In an effort to go the extra mile, I have done further research and will here produce additional references that I should think will definitely satisfy anyone who sincerely wants to know the answer to the question. This comes from the Teachings of the Living Prophets Student Manual, available online, in the section on "Apostles Are Special Witnesses of Christ."
“Occasionally . . . I have been asked a question. Usually it comes as a curious, almost an idle, question about the qualifications to stand as a witness for Christ. The question they ask is, ‘Have you seen Him?’
“That is a question that I have never asked of another. I have not asked that question of my brethren in the Quorum, thinking that it would be so sacred and so personal that one would have to have some special inspiration, indeed, some authorization, even to ask it.... There are some things just too sacred to discuss...."
...The witness of Jesus Christ which is given to the Apostles is more powerful than that which can be obtained by sight:
“They [the Twelve Apostles] are special witnesses for Jesus Christ. It is their right to know the truth and to have an abiding witness. This is an exacting duty upon them, to know that Jesus Christ is in very deed the Only Begotten Son of God, the Redeemer of the world, and the Savior of all those who will confess their sins, repent, and keep his commandments. The question frequently arises: ‘Is it necessary for a member of the Council of the Twelve to see the Savior in order to be an apostle?’ It is their privilege to see him if occasion requires, but the Lord has taught that there is a stronger witness than seeing a personage, even of seeing the Son of God in a vision. Impressions on the soul that come from the Holy Ghost are far more significant than a vision. When Spirit speaks to spirit, the imprint upon the soul is far more difficult to erase. Every member of the Church should have impressions that Jesus is the Son of God indelibly pictured on his soul through the witness of the Holy Ghost.” (Joseph Fielding Smith, “The First Presidency and the Council of the Twelve,” Improvement Era, Nov. 1966, p. 979.)
Now, the above curriculum material quotes two LDS authorities, Packer and Smith, and affirms what they say. The above material makes it clear in at least three ways that LDS apostles are not required to have seen the risen Jesus. (1) It is considered generally inappropriate even for other apostles to ask someone if he has had this experience. This makes it clear that the existing apostles do not ask prospective apostles if they have seen the risen Jesus. If it is not asked, then it is not required. (2) Joseph Fielding Smith states that apostles may have the privilege of seeing the risen Jesus "if occasion requires." This is another way of saying that not all apostles see the risen Jesus; only some see him if the occasion requires. (3) The apostles are said to have "a stronger witness than seeing a personage," and that this kind of witness ("of the Holy Ghost") is one that every LDS Church member can and should receive. This statement would be unnecessary and misleading if LDS apostles were expected to have had the witness of seeing the personage of Jesus.
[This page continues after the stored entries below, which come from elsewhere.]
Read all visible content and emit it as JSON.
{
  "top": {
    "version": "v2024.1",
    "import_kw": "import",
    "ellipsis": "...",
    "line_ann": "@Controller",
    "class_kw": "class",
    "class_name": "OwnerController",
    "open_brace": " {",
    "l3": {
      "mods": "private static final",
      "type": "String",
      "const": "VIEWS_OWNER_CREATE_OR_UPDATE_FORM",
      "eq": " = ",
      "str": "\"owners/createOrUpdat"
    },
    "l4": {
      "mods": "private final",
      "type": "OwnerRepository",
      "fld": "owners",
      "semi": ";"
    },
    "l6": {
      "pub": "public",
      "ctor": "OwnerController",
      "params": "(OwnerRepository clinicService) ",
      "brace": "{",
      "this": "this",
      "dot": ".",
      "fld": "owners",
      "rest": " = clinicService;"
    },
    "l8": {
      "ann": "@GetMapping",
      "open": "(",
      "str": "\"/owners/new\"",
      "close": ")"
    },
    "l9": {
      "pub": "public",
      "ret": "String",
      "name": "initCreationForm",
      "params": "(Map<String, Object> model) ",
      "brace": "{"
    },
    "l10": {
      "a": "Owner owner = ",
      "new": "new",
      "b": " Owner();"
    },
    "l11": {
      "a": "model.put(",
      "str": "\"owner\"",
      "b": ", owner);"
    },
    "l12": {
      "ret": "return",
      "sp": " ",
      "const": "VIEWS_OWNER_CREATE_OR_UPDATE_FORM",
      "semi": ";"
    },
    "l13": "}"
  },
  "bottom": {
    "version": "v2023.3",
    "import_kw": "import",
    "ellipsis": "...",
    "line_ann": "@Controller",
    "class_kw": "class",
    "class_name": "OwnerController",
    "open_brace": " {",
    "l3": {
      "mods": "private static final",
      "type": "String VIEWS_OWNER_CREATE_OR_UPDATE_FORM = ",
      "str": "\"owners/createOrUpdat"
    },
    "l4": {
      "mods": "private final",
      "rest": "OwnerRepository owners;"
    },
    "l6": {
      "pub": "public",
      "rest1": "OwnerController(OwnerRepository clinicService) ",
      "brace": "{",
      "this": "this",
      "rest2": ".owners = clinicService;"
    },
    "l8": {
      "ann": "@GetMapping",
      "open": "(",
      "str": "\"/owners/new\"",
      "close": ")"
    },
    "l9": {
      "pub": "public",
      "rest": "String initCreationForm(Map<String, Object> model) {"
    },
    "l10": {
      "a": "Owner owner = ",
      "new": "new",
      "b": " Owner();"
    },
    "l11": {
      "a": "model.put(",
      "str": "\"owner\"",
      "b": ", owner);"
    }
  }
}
Another reference that further confirms what I am saying comes from President Harold B. Lee. He reported that when he was sustained as a member of the Twelve, he was told, "Now you understand that you are now to be a special witness of that great event, meaning the resurrection of the Lord." Lee went on to say that in response to this charge, he closeted himself in a room and read the Gospels and also read about Christ's appearance to the Nephites in the Book of Mormon. He said that as he read these things the people in those books became more real to him than ever before. Lee concluded that he had as sure a witness as the apostle Paul had because "a witness more perfect than sight is the witness which the Holy Ghost bears to one's soul so that he knows these things are true. I witness to you with all my soul that I know, as the Spirit has born witness to my soul, that the Savior lives" (quoted in Bruce E. Dana, The Apostleship [Springville, UT: Cedar Fort, 2006], 176-77; see pp. 177-79 for additional references). Similar statements from Lee are found in Teachings of Presidents of the Church: Harold B. Lee, chapter 5 (see here).
It troubles me that any Mormon would issue a CFR on this point when it would seem, from this documentation, that the position of the LDS Church on the subject is clear. It troubles me even more that not a single Mormon acknowledged that what I had said was correct. Other Mormons on this forum should have been quick to point out to Vance that LDS apostles indeed need not claim to have seen the risen Christ. They should have cited these references, or other references like them. Did you really need a non-Mormon to point these things out?